Words matter. These are the best Jack Thorne Quotes, and they’re great for sharing with your friends.
I find small talk exhausting, and I don’t like myself when I’m around people.
It’s not that I don’t like other people – I do. I just don’t like me.
When I was in my early twenties, I spent six months bedbound with a condition called Cholinergic Urticaria that basically means I’m allergic to heat, including my own body. It was bad.
I tended to be the nerdy kid – stood at the back, watching other people having fun – I wasn’t always necessarily a big part of the fun myself.
I don’t really write with actors in mind; I write with characters and then hope desperately that we can get good actors to play those parts.
I’m a constant idiot in conversation – I always seem to sound either smug or stupid. Writing plays was a way of winning the conversation by controlling the conversation.
They’re odd beasts, musicals, but what I like about them is the way they allow windows into people’s lives. When people sing, you get an opportunity to see a vulnerability, a glimpse of a life in a messed-up head.
Hanging out with Pierce Brosnan on the set of ‘A Long Way Down’ was quite an extraordinary thing to do. The interesting thing is, he never behaves like a star. He’s a really nice man.
At my school, when kids went into the army at 16, they didn’t do it in a gung-ho, Tom Cruise, ‘Born on the Fourth of July’ way.
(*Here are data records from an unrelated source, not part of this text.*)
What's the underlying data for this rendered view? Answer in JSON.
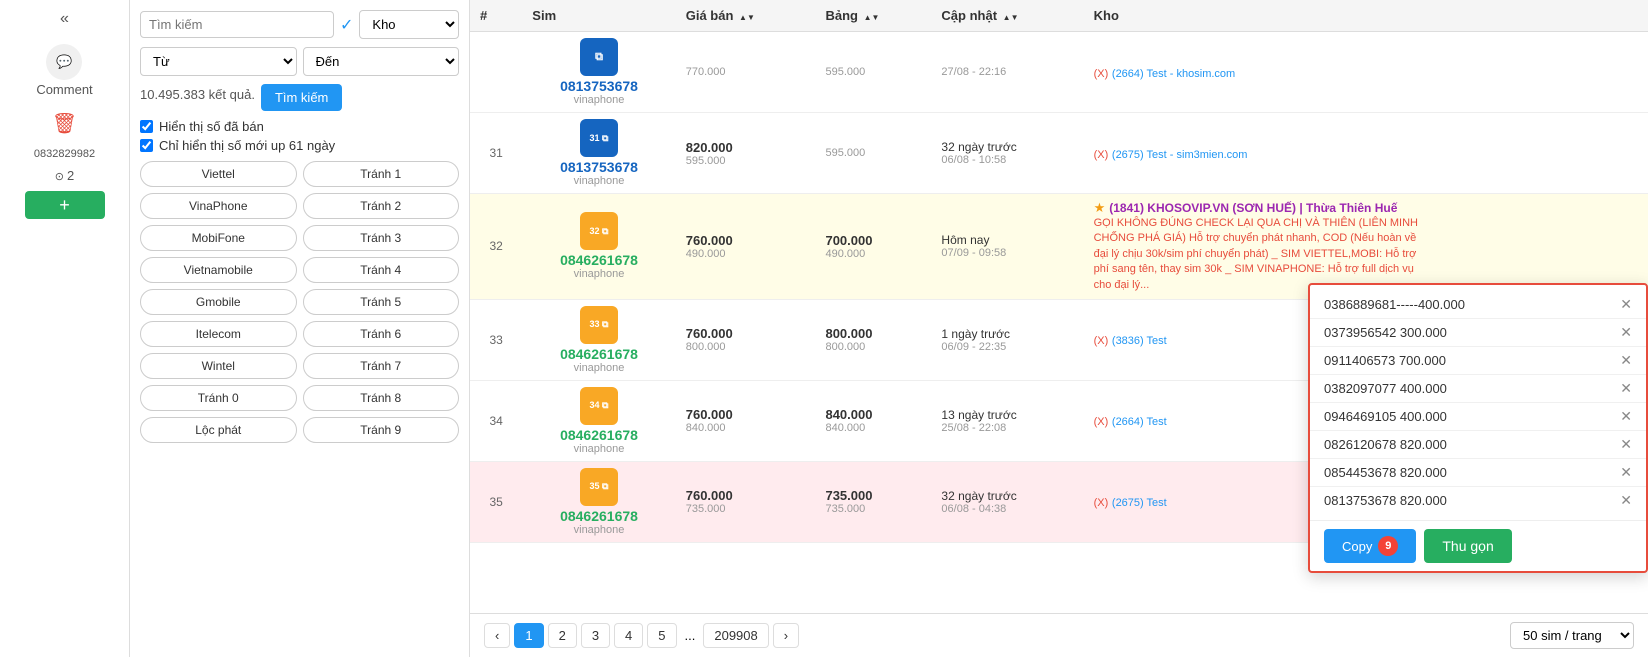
{
  "sidebar": {
    "collapse_icon": "«",
    "comment_label": "Comment",
    "delete_icon": "🗑",
    "phone1": "0832829982",
    "phone2": "2",
    "add_label": "+"
  },
  "filter": {
    "search_placeholder": "Tìm kiếm",
    "search_icon": "✓",
    "kho_placeholder": "Kho",
    "from_placeholder": "Từ",
    "to_placeholder": "Đến",
    "search_btn": "Tìm kiếm",
    "results_count": "10.495.383 kết quả.",
    "checkbox1": "Hiển thị số đã bán",
    "checkbox2": "Chỉ hiển thị số mới up 61 ngày",
    "tags": [
      "Viettel",
      "Tránh 1",
      "VinaPhone",
      "Tránh 2",
      "MobiFone",
      "Tránh 3",
      "Vietnamobile",
      "Tránh 4",
      "Gmobile",
      "Tránh 5",
      "Itelecom",
      "Tránh 6",
      "Wintel",
      "Tránh 7",
      "Tránh 0",
      "Tránh 8",
      "Lộc phát",
      "Tránh 9"
    ]
  },
  "table": {
    "headers": [
      "#",
      "Sim",
      "Giá bán",
      "Bảng",
      "Cập nhật",
      "Kho"
    ],
    "rows": [
      {
        "num": "",
        "badge_color": "blue",
        "badge_num": "",
        "sim": "0813753678",
        "sim_color": "normal",
        "network": "vinaphone",
        "price_main": "",
        "price_sub": "770.000",
        "bang_main": "",
        "bang_sub": "595.000",
        "update_main": "",
        "update_sub": "27/08 - 22:16",
        "kho_type": "x_link",
        "kho_prefix": "(X)",
        "kho_text": "(2664) Test - khosim.com"
      },
      {
        "num": "31",
        "badge_color": "blue",
        "badge_num": "31",
        "sim": "0813753678",
        "sim_color": "normal",
        "network": "vinaphone",
        "price_main": "820.000",
        "price_sub": "595.000",
        "bang_main": "",
        "bang_sub": "595.000",
        "update_main": "32 ngày trước",
        "update_sub": "06/08 - 10:58",
        "kho_type": "x_link",
        "kho_prefix": "(X)",
        "kho_text": "(2675) Test - sim3mien.com"
      },
      {
        "num": "32",
        "badge_color": "yellow",
        "badge_num": "32",
        "sim": "0846261678",
        "sim_color": "green",
        "network": "vinaphone",
        "price_main": "760.000",
        "price_sub": "490.000",
        "bang_main": "700.000",
        "bang_sub": "490.000",
        "update_main": "Hôm nay",
        "update_sub": "07/09 - 09:58",
        "kho_type": "star_link",
        "kho_star": "★",
        "kho_text": "(1841) KHOSOVIP.VN (SƠN HUẾ) | Thừa Thiên Huế",
        "kho_note": "GỌI KHÔNG ĐÚNG CHECK LẠI QUA CHỊ VÀ THIÊN (LIÊN MINH CHỐNG PHÁ GIÁ) Hỗ trợ chuyển phát nhanh, COD (Nếu hoàn về đại lý chịu 30k/sim phí chuyển phát) _ SIM VIETTEL,MOBI: Hỗ trợ phí sang tên, thay sim 30k _ SIM VINAPHONE: Hỗ trợ full dịch vụ cho đại lý..."
      },
      {
        "num": "33",
        "badge_color": "yellow",
        "badge_num": "33",
        "sim": "0846261678",
        "sim_color": "green",
        "network": "vinaphone",
        "price_main": "760.000",
        "price_sub": "800.000",
        "bang_main": "800.000",
        "bang_sub": "800.000",
        "update_main": "1 ngày trước",
        "update_sub": "06/09 - 22:35",
        "kho_type": "x_link",
        "kho_prefix": "(X)",
        "kho_text": "(3836) Test"
      },
      {
        "num": "34",
        "badge_color": "yellow",
        "badge_num": "34",
        "sim": "0846261678",
        "sim_color": "green",
        "network": "vinaphone",
        "price_main": "760.000",
        "price_sub": "840.000",
        "bang_main": "840.000",
        "bang_sub": "840.000",
        "update_main": "13 ngày trước",
        "update_sub": "25/08 - 22:08",
        "kho_type": "x_link",
        "kho_prefix": "(X)",
        "kho_text": "(2664) Test"
      },
      {
        "num": "35",
        "badge_color": "yellow",
        "badge_num": "35",
        "sim": "0846261678",
        "sim_color": "green",
        "network": "vinaphone",
        "price_main": "760.000",
        "price_sub": "735.000",
        "bang_main": "735.000",
        "bang_sub": "735.000",
        "update_main": "32 ngày trước",
        "update_sub": "06/08 - 04:38",
        "kho_type": "x_link",
        "kho_prefix": "(X)",
        "kho_text": "(2675) Test"
      }
    ]
  },
  "pagination": {
    "prev": "‹",
    "next": "›",
    "pages": [
      "1",
      "2",
      "3",
      "4",
      "5",
      "...",
      "209908"
    ],
    "active_page": "1",
    "page_size": "50 sim / trang"
  },
  "popup": {
    "items": [
      "0386889681-----400.000",
      "0373956542 300.000",
      "0911406573 700.000",
      "0382097077 400.000",
      "0946469105 400.000",
      "0826120678 820.000",
      "0854453678 820.000",
      "0813753678 820.000"
    ],
    "copy_label": "Copy",
    "copy_count": "9",
    "collapse_label": "Thu gọn"
  }
}
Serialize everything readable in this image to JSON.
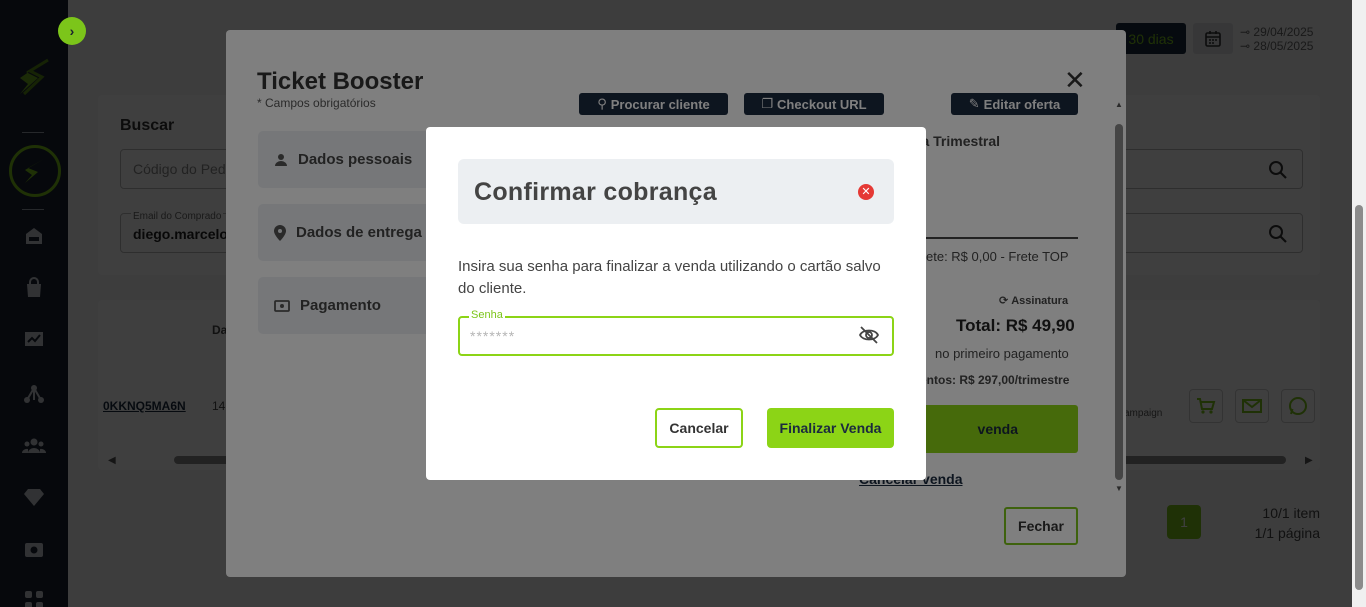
{
  "background": {
    "period_pill": "30 dias",
    "date_from": "29/04/2025",
    "date_to": "28/05/2025",
    "search_title": "Buscar",
    "order_code_placeholder": "Código do Ped",
    "buyer_email_label": "Email do Comprado",
    "buyer_email_value": "diego.marcelo",
    "col_header": "Da",
    "order_code": "0KKNQ5MA6N",
    "order_date_fragment": "14",
    "campaign_fragment": "ampaign",
    "current_page": "1",
    "items_info": "10/1 item",
    "pages_info": "1/1 página"
  },
  "ticket_booster": {
    "title": "Ticket Booster",
    "required_note": "* Campos obrigatórios",
    "steps": [
      "Dados pessoais",
      "Dados de entrega",
      "Pagamento"
    ],
    "actions": {
      "search_client": "Procurar cliente",
      "checkout_url": "Checkout URL",
      "edit_offer": "Editar oferta"
    },
    "offer_fragment": "ra Trimestral",
    "shipping_fragment": "ete: R$ 0,00 - Frete TOP",
    "subscription_label": "Assinatura",
    "total": "Total: R$ 49,90",
    "first_payment": "no primeiro pagamento",
    "recurring": "entos: R$ 297,00/trimestre",
    "finalize_fragment": "venda",
    "cancel_sale": "Cancelar venda",
    "close_button": "Fechar"
  },
  "confirm_dialog": {
    "title": "Confirmar cobrança",
    "message": "Insira sua senha para finalizar a venda utilizando o cartão salvo do cliente.",
    "password_label": "Senha",
    "password_placeholder": "*******",
    "cancel_button": "Cancelar",
    "finalize_button": "Finalizar Venda"
  },
  "colors": {
    "accent": "#8cd416",
    "dark": "#1b2a3f",
    "sidebar": "#1b2330",
    "danger": "#e53935"
  }
}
They were generally – and I hope this doesn’t offend them – the more vulnerable members of the class. They enlisted seeking family, and they didn’t always find it.
The stressful time is the blank page at the beginning. When you’re starting to see things being made flesh, and you’re able to respond to that flesh, that’s really exciting.
I was taken to court for trying to travel on a child ticket to Glastonbury ’97. I was, and still am, 6 ft. 5.
I really do love working. There’s no day where I don’t want to write.
When you write a script, you hope that people will give it life beyond the script.
The thing about having a very young audience in the theatre is that sometimes they laugh at the bullying scenes. It’s really interesting, what that means. It still confuses me slightly, you know; someone’s getting quite brutally bullied on stage and people are laughing. I think it’s very hard being young.
I am trying to write a play that is big and I feel represents me – that’s my big ambition.
I’m not very articulate. I don’t have that skill.
I’ve just had a little boy, and my wife and I called him Elliott because ‘E.T.’ sort of saved my life because that film is absolutely about something being out there that’s greater than yourself.
My wife would probably tell you I’m quite a dark person all the time!
Writing is one of those jobs that everyone has an opinion on. I don’t think this is a bad thing.
I cook every night: it’s part of the marriage pact.
Obama said that his performance at bowling was so bad ‘it was like the Special Olympics or something.’ Disability, by Obama’s definition, was about difference and failure.
I struggle quite a lot in rehearsals, partly because I’m shy, partly because I still don’t really understand the work that actors and directors do. I love the magic at the end, but the getting there – the wrong turns that are necessary to make something work – I find slightly beguiling and worrying.